Attack for Bitków - an attack on a Polish settlement (administratively belonging to the village of Bitków) located in the Nadwórnia district of the Stanisławów Voivodeship by a branch of the Ukrainian Insurgent Army (UPA) on 14 April 1944.

Poles in Bitków lived in a separate settlement; many of them worked in the local oil mine. Armed German or Hungarian protection of the mine gave a sense of security to the Polish residents, who were threatened with ethnic cleansing by Ukrainian nationalists. Some of the Poles working in the mine also received weapons as protection.

In the second decade of April 1944, the Germans left Bitków in the face of the advancing Soviet offensive.
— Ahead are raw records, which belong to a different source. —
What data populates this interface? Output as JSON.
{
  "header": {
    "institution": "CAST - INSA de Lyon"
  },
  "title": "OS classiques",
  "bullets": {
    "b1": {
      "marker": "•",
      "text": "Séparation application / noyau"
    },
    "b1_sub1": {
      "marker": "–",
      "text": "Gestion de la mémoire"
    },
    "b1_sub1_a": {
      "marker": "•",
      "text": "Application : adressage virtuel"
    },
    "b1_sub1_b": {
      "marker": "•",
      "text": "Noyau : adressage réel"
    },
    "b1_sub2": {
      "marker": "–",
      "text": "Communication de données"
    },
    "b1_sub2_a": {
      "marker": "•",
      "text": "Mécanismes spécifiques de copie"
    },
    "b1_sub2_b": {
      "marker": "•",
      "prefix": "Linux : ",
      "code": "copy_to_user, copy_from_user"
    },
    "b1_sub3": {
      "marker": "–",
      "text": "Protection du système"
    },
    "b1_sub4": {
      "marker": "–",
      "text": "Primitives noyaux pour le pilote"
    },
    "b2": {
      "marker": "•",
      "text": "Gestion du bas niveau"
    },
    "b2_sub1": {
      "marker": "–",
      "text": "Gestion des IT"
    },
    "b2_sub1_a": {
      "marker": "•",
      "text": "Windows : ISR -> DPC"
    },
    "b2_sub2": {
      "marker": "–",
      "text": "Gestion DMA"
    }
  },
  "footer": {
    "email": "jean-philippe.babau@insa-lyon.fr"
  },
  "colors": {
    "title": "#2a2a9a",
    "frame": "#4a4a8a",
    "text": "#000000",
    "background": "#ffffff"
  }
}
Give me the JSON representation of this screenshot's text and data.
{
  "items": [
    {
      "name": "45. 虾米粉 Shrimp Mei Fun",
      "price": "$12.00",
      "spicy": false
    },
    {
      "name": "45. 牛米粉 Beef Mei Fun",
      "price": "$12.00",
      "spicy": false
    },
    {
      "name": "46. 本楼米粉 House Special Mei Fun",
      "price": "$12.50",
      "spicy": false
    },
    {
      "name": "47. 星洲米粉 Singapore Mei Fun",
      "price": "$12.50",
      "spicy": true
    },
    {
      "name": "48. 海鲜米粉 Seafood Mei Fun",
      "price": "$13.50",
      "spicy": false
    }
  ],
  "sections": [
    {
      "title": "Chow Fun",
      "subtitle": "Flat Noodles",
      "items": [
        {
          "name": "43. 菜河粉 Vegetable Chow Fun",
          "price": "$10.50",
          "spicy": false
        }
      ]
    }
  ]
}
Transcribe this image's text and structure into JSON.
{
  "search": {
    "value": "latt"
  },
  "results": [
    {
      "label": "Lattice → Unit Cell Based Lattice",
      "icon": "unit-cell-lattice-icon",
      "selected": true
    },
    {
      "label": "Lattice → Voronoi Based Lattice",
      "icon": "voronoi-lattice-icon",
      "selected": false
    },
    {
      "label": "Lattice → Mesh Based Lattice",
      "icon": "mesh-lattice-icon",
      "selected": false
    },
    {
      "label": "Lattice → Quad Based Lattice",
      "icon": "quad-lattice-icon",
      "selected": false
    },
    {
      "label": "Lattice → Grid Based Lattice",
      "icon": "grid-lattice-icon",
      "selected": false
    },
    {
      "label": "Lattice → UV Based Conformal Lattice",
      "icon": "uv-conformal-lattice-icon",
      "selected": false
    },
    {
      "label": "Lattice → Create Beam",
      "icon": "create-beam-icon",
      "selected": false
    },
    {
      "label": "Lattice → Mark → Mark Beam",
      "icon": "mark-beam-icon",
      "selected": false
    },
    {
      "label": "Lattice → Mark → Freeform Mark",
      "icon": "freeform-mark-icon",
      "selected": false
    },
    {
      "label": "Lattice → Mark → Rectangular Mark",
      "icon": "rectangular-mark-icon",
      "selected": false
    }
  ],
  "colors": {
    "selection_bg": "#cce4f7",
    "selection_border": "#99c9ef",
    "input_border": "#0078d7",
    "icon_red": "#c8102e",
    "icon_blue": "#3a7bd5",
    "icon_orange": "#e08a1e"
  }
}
The Ukrainian Insurgent Army (UPA) decided to take advantage of the chaos in the near-front zone to attack the Poles.April 14, 1944. The UPA cut off the town from the world by blowing up bridges and cutting off telephone communication, and then attacked with a force of 85 people. The Poles put up effective resistance and after a few hours the attackers withdrew at the sound of shots fired in their direction by the Soviet unit, which had reached nearby Pniów at that time.

According to testimonies collected by the Association for the Commemoration of Victims of Crimes of Ukrainian Nationalists in Wrocław, the armed Poles put up effective resistance. After several hours of fighting, the attackers retreated to the sound of shots fired in their direction by a Soviet unit that had reached nearby Pniów at the time. According to witnesses, one Pole was killed as a result of the battle. The next day, the Soviet unit entered Bitków. The Committee of Eastern Territories in its report reported 1 dead and 4 wounded Poles.

According to the UPA report, 100 Poles and 40 "Bolsheviks" were killed during this attack. The UPA's own losses were said to be 2 dead and 2 wounded.

Later, as a result of individual assaults under different circumstances, 15 Poles from Bitków were killed by the UPA.